We have previously blogged about state and federal hazardous waste regulations and their impacts on unsellable products in the retail industry, and have also blogged specifically about the proposed HMR rule affecting transportation of retail wastes and recyclables. The new HMR final rule revises the HMR to include a definition of “reverse logistics,” and provides provisions for the shipment of unsellable products containing hazardous materials within the scope of the new definition.
Specifically, PHMSA has adopted a definition of “reverse logistics” for unsellable products containing hazardous materials as “the process of offering for transport or transporting by motor vehicle goods from a retail store for return to its manufacturer, supplier, or distribution facility for the purpose of capturing value (e.g., to receive manufacturer’s credit), recall, replacement, recycling, or similar reason.”
Importantly, under the final rule, reverse logistics shipments may only be shipped via highway carrier — rail and air transport of reverse logistics shipments are prohibited.
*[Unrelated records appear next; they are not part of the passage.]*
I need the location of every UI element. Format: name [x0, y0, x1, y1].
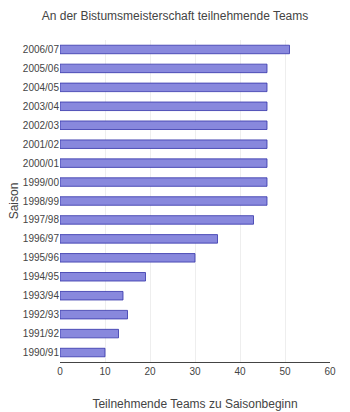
- svg-text:20: 20: [144, 366, 156, 377]
- svg-text:2000/01: 2000/01: [23, 158, 60, 169]
- svg-text:1990/91: 1990/91: [23, 347, 60, 358]
- svg-text:30: 30: [189, 366, 201, 377]
- svg-text:1997/98: 1997/98: [23, 214, 60, 225]
- svg-text:1991/92: 1991/92: [23, 328, 60, 339]
- svg-text:1993/94: 1993/94: [23, 290, 60, 301]
- svg-text:1992/93: 1992/93: [23, 309, 60, 320]
- svg-text:Teilnehmende Teams zu Saisonbe: Teilnehmende Teams zu Saisonbeginn: [92, 397, 297, 411]
- svg-text:1995/96: 1995/96: [23, 252, 60, 263]
- svg-text:1998/99: 1998/99: [23, 196, 60, 207]
- svg-text:2004/05: 2004/05: [23, 82, 60, 93]
- svg-text:0: 0: [57, 366, 63, 377]
- svg-text:60: 60: [324, 366, 336, 377]
- svg-text:50: 50: [279, 366, 291, 377]
- svg-text:2006/07: 2006/07: [23, 44, 60, 55]
- svg-text:2005/06: 2005/06: [23, 63, 60, 74]
- svg-text:1994/95: 1994/95: [23, 271, 60, 282]
- svg-text:40: 40: [234, 366, 246, 377]
- svg-text:2003/04: 2003/04: [23, 101, 60, 112]
- svg-text:An der Bistumsmeisterschaft te: An der Bistumsmeisterschaft teilnehmende…: [42, 9, 309, 23]
- svg-text:2002/03: 2002/03: [23, 120, 60, 131]
- svg-text:2001/02: 2001/02: [23, 139, 60, 150]
- svg-text:1999/00: 1999/00: [23, 177, 60, 188]
- svg-text:Saison: Saison: [7, 183, 21, 220]
- svg-text:1996/97: 1996/97: [23, 233, 60, 244]
- svg-text:10: 10: [99, 366, 111, 377]
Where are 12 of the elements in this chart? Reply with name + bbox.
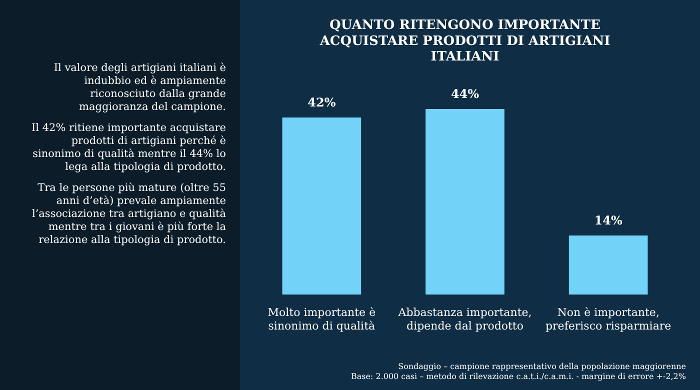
x-tick-label: Abbastanza importante, dipende dal prodotto xyxy=(397,306,532,332)
chart-title: QUANTO RITENGONO IMPORTANTE ACQUISTARE PRODOTTI DI ARTIGIANI ITALIANI xyxy=(318,18,610,64)
data-label: 44% xyxy=(450,87,480,102)
text: Il valore degli artigiani italiani è indubbio ed è ampiamente riconosciuto dalla grande maggioranza del campione. xyxy=(52,62,226,114)
x-tick-label: Molto importante è sinonimo di qualità xyxy=(268,306,376,332)
text: Sondaggio – campione rappresentativo della popolazione maggiorenne xyxy=(397,362,686,372)
text: Base: 2.000 casi – metodo di rilevazione c.a.t.i./c.a.m.i. - margine di errore +-2,2% xyxy=(351,372,686,382)
text: Il 42% ritiene importante acquistare prodotti di artigiani perché è sinonimo di qualità mentre il 44% lo lega alla tipologia di prodotto. xyxy=(30,122,226,174)
text: Tra le persone più mature (oltre 55 anni d’età) prevale ampiamente l’associazione tra artigiano e qualità mentre tra i giovani è più forte la relazione alla tipologia di prodotto. xyxy=(30,182,226,247)
data-label: 42% xyxy=(308,96,336,110)
x-tick-label: Non è importante, preferisco risparmiare xyxy=(546,306,672,332)
data-label: 14% xyxy=(594,214,623,228)
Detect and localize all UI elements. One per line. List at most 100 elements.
The final rule also requires that all materials sent in reverse logistics by private carrier contain the marking “REVERSE LOGISTICS – HIGHWAY TRANSPORT ONLY – UNDER 49 CFR 173.157” to notify the carrier that the shipment could contain products with limited amounts of hazardous materials. Reverse logistics shipments sent by non-private carriers must still comply with all limited quantity conditions contained in 49 CFR 172.315.
This final rule also expands a previously existing exception for return shipments of used automobile batteries from multiple shippers using a single transport vehicle between a retail facility and a recycling center.
Retailers should keep in mind that this final rule is independent of, and in addition to, state and federal waste (RCRA) rules applicable to returns of products containing hazardous materials, including, but not limited to, waste determination requirements for such products, hazardous waste generation thresholds, manifesting requirements, etc. Retailers engaged in reverse logistics must ensure they are in compliance with state and federal RCRA rules in addition to this new final PHMSA rule.
The Final rule was effective on March 31, 2016.